Our review highlights the need for more analyses on sex/gender differences in depression and CHD, including the impact of social and socioeconomic factors. Intersectionality, the interaction between multiple social identities including gender, race, class, and sexual orientation that confers a unique experience of oppression and discrimination has been applied to the analysis of health disparities in gender-based research [82] [83] and heart disease, specifically [84]. For instance, post hoc analyses by sex and ethnicity of the Enhancing Recovery in Coronary Heart Disease trial found that among white men, there was a significant effect of depression treatment on cardiac mortality or recurrent non-fatal MI while HRs were non-significant in minority men and women, and white women [85]. Few studies have addressed the link between CVD and depression in women using an intersectional approach, which represents a gap in the literature. Additionally, the studies identified in this review predominantly focus on incident CHD, whereas prior literature has also described an association between depression and recurrent CHD [29]. Updated studies on the recurrence of CVD among women with depression are necessary to address this gap.

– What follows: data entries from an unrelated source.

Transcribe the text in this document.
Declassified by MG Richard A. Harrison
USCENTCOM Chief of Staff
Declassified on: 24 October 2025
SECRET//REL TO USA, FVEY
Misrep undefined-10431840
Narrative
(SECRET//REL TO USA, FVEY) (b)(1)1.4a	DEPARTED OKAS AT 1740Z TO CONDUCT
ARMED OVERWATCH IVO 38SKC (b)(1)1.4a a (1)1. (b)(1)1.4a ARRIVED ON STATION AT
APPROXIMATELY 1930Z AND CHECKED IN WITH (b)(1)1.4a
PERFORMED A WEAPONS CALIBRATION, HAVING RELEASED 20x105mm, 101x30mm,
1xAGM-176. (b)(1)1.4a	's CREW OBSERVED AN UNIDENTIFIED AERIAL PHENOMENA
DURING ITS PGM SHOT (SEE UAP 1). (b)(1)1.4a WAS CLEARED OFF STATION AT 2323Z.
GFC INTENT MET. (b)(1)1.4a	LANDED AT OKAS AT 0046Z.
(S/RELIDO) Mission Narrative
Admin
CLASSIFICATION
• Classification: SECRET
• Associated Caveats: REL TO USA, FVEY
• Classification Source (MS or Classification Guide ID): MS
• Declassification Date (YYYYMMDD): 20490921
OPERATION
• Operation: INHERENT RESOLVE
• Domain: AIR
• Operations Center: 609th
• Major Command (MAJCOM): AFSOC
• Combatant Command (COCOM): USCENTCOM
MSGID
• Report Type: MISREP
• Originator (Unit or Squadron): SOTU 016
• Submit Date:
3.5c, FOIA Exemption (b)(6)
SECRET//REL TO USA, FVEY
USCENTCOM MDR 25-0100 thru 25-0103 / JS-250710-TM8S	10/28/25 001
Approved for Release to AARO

Our review has several limitations. Although we reviewed multiple databases methodically, this is a narrative rather than systematic review, so some topical articles may not be included. Another limitation is reliance on use of the terms “women” and “men” as used in the source literature, which refer to gender rather than biological sex, and neglect nuances in sex and gender identity. Explicit definitions of sex and gender are infrequent in the studies reviewed, and often used interchangeably implying that assigned birth sex always aligns with gender identity [83]. Consideration of gender rather than biological sex is key to understanding mechanisms specific to the risk of CHD incidence and mortality among women [86]. Lastly, our review focuses on CHD, given the broad scope (prevalence, associations, management, and mechanisms) and the fact that the majority of recent studies highlight CHD, and not other CVDs, namely PVD and stroke. This focus on CHD is not only a limitation of our review but also underscores the need to examine sex/gender differences in the association between depression, and PVD and stroke. Importantly, the pathways underlying the association between depression and CVD outside of CHD among women may differ implying different treatment targets and management considerations.

Conclusions

Recent epidemiological studies, systematic reviews, and meta-analyses describe a strong association in the prevalence of, and link between, depression and incident CHD, as well as mortality among women. We add to prior literature by reviewing unique management and mechanistic considerations. More research is needed to delineate underlying mechanisms of depression and CVD among women, particularly longitudinal studies that may establish a causative rather than correlational association. A clearer understanding of these pathways is crucial for identifying targets for screening, prediction, and treatment. Future research directions include investigating the effects of depression treatment on cardiovascular outcomes among women, and analyses that utilize an intersectional approach.

Supplementary Material

Appendix

Funding

This work was supported by funds from the National Institutes of Health (R01 HL114924). The NIH had no role in the design and conduct of the study, including the collection, management, analysis, interpretation of the data, preparation, review or approval of the manuscript, and decision to submit the manuscript for publication.

Competing Interests

Dr. Smolderen reports grants from Merck, Shockwave, Cardinal Health, and Johnson & Johnson, and personal fees from Optum, Cook Medical, and Abbott, outside the submitted work. Dr. Cornelius reports grants from NIH/NCATS (KL2 TR001874), during the conduct of the study (the content is solely the responsibility of the authors and does not necessarily represent the official view of the NIH); and other from Transcendent Endeavors, LLC, outside the submitted work. The other authors declare that they have no competing interests.

Footnotes

Human and Animal Rights and Informed Consent

This article does not contain any studies with human or animal subjects performed by any of the authors.